When the Jacksonville Jaguars traded up in the first round of the 2011 NFL draft to select Missouri quarterback Blaine Gabbert, they felt like they had finally found their franchise quarterback. However, Gabbert's play on the field last season resulted in more questions than answers.
Gabbert started the final 14 games for the Jaguars but did very little to impress, finishing 4-10. During that stretch, he managed to complete just over 50 percent of his passes for 2,214 yards, 12 touchdowns and 11 interceptions. He was also sacked 40 times, which was third most in the league.

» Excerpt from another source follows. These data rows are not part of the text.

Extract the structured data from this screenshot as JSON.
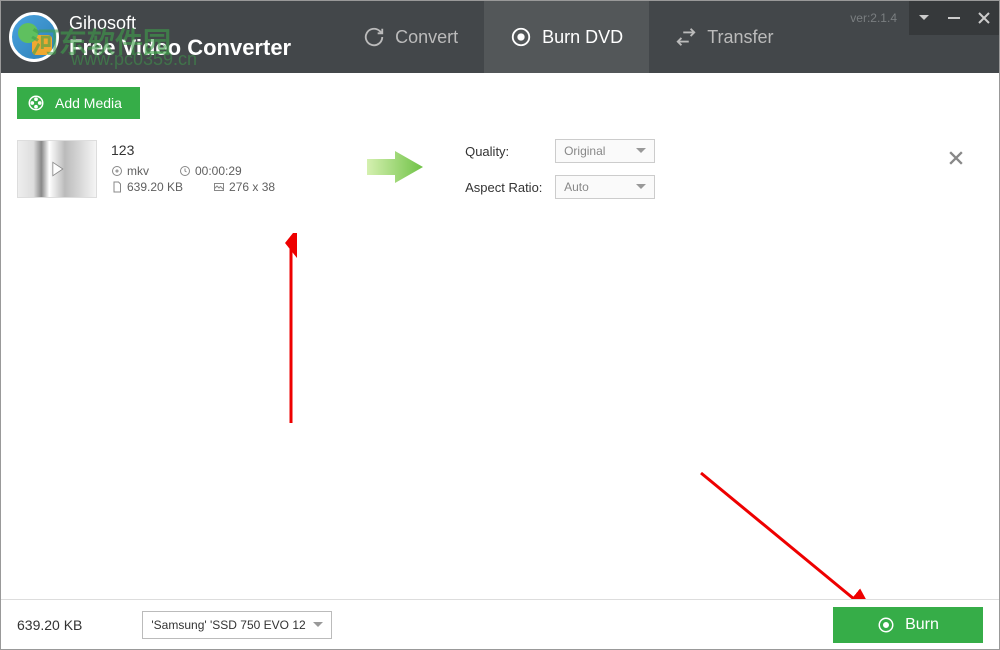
{
  "header": {
    "brand_top": "Gihosoft",
    "brand_bottom": "Free Video Converter",
    "version": "ver:2.1.4",
    "watermark_main": "河东软件园",
    "watermark_sub": "www.pc0359.cn"
  },
  "tabs": {
    "convert": "Convert",
    "burn": "Burn DVD",
    "transfer": "Transfer"
  },
  "toolbar": {
    "add_media": "Add Media"
  },
  "media": {
    "title": "123",
    "format": "mkv",
    "duration": "00:00:29",
    "filesize": "639.20 KB",
    "dimensions": "276 x 38"
  },
  "options": {
    "quality_label": "Quality:",
    "quality_value": "Original",
    "aspect_label": "Aspect Ratio:",
    "aspect_value": "Auto"
  },
  "footer": {
    "total_size": "639.20 KB",
    "device": "'Samsung' 'SSD 750 EVO 12",
    "burn_label": "Burn"
  }
}
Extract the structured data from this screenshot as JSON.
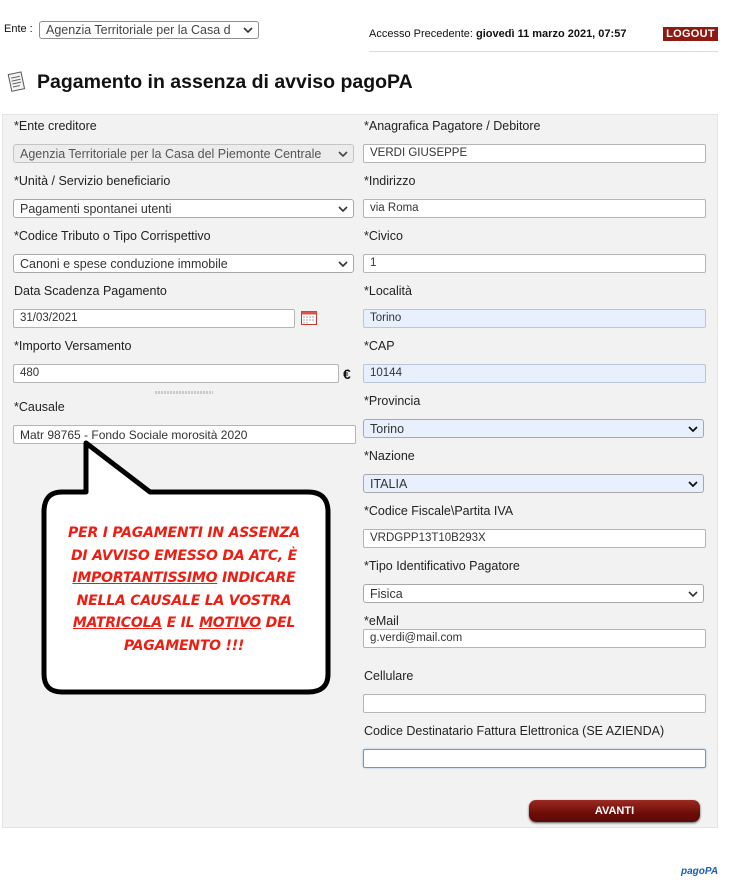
{
  "topbar": {
    "ente_label": "Ente :",
    "ente_value": "Agenzia Territoriale per la Casa d",
    "access_prefix": "Accesso Precedente:",
    "access_value": "giovedì 11 marzo 2021, 07:57",
    "logout_label": "LOGOUT"
  },
  "page": {
    "title": "Pagamento in assenza di avviso pagoPA"
  },
  "form_left": {
    "ente_creditore_label": "*Ente creditore",
    "ente_creditore_value": "Agenzia Territoriale per la Casa del Piemonte Centrale",
    "unita_label": "*Unità / Servizio beneficiario",
    "unita_value": "Pagamenti spontanei utenti",
    "tributo_label": "*Codice Tributo o Tipo Corrispettivo",
    "tributo_value": "Canoni e spese conduzione immobile",
    "scadenza_label": "Data Scadenza Pagamento",
    "scadenza_value": "31/03/2021",
    "importo_label": "*Importo Versamento",
    "importo_value": "480",
    "currency": "€",
    "causale_label": "*Causale",
    "causale_value": "Matr 98765 - Fondo Sociale morosità 2020"
  },
  "form_right": {
    "anagrafica_label": "*Anagrafica Pagatore / Debitore",
    "anagrafica_value": "VERDI GIUSEPPE",
    "indirizzo_label": "*Indirizzo",
    "indirizzo_value": "via Roma",
    "civico_label": "*Civico",
    "civico_value": "1",
    "localita_label": "*Località",
    "localita_value": "Torino",
    "cap_label": "*CAP",
    "cap_value": "10144",
    "provincia_label": "*Provincia",
    "provincia_value": "Torino",
    "nazione_label": "*Nazione",
    "nazione_value": "ITALIA",
    "cf_label": "*Codice Fiscale\\Partita IVA",
    "cf_value": "VRDGPP13T10B293X",
    "tipo_label": "*Tipo Identificativo Pagatore",
    "tipo_value": "Fisica",
    "email_label": "*eMail",
    "email_value": "g.verdi@mail.com",
    "cellulare_label": "Cellulare",
    "cellulare_value": "",
    "codice_dest_label": "Codice Destinatario Fattura Elettronica (SE AZIENDA)",
    "codice_dest_value": ""
  },
  "actions": {
    "avanti_label": "AVANTI"
  },
  "callout": {
    "line1": "PER I PAGAMENTI IN ASSENZA",
    "line2": "DI AVVISO EMESSO DA ATC, È",
    "line3_u": "IMPORTANTISSIMO",
    "line3_rest": " INDICARE",
    "line4": "NELLA CAUSALE LA VOSTRA",
    "line5_u": "MATRICOLA",
    "line5_mid": " E IL ",
    "line5_u2": "MOTIVO",
    "line5_rest": " DEL",
    "line6": "PAGAMENTO !!!"
  },
  "footer": {
    "logo_text": "pagoPA"
  },
  "colors": {
    "brand_dark_red": "#8f1a12",
    "callout_red": "#ee1d12",
    "autofill_blue": "#e8f0fe"
  }
}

Gabbert played most of the season facing heavy pressure from opposing defenses. With that said, he did not handle the pressure well. He didn't step up in the pocket and make the throw. He preferred to roll out and try to escape. In many instances, he seemed to cower at the pressure and blindly throw the ball downfield.
There was not a single game last year where Gabbert looked worthy of the 10th overall pick. This caused many former players and analysts in the national media to question his mental make-up and toughness.
So, it came as little surprise when the Jags elected to pursue a quality veteran quarterback to back up Gabbert and push him in practice. What was a shock was the signing of Chad Henne—the former Dolphins' signal-caller. Henne was scheduled to fly to Seattle and meet with the Seahawks after meeting with Jacksonville. He never made that flight.
Henne could have signed with Seattle and instantly been in competition for the starting job, but he elected to sign with the Jaguars, and essentially be Gabbert's backup—or was he told something different?
Who is the better option at QB for the Jaguars?
Henne spent four seasons, only two full seasons of play, with the Miami Dolphins, throwing for 7,114 yards, 31 touchdowns and 37 interceptions. He also had a completion percentage over 60 percent. He was also never sacked more than 30 times in one season, and he's not afraid to stand in the pocket, take the hit and still deliver the ball downfield.
Experience, completion percentage and situational management all seem to point towards Henne being the better, more readily prepared quarterback on the Jaguars' roster. So, could he start in Week 1? Should he?
Henne has seen what the NFL can throw at you for several years. He has years of "pro style" experience, dating back to his days at the University of Michigan. He's been a more accurate passer than Gabbert, and given a more quarterback friendly offense than what he dealt with in Miami, Henne has the tools to thrive.
Gabbert may be the franchise quarterback of the future, but he's not ready right now. He still needs to learn the nuances of playing in a "pro style" offense and might be best-served sitting for a year or two.
Henne, on the other hand, can step in and immediately make Jacksonville a playoff contender, just by adding stable quarterback play.
Chad Henne represents the best play for the Jaguars right now.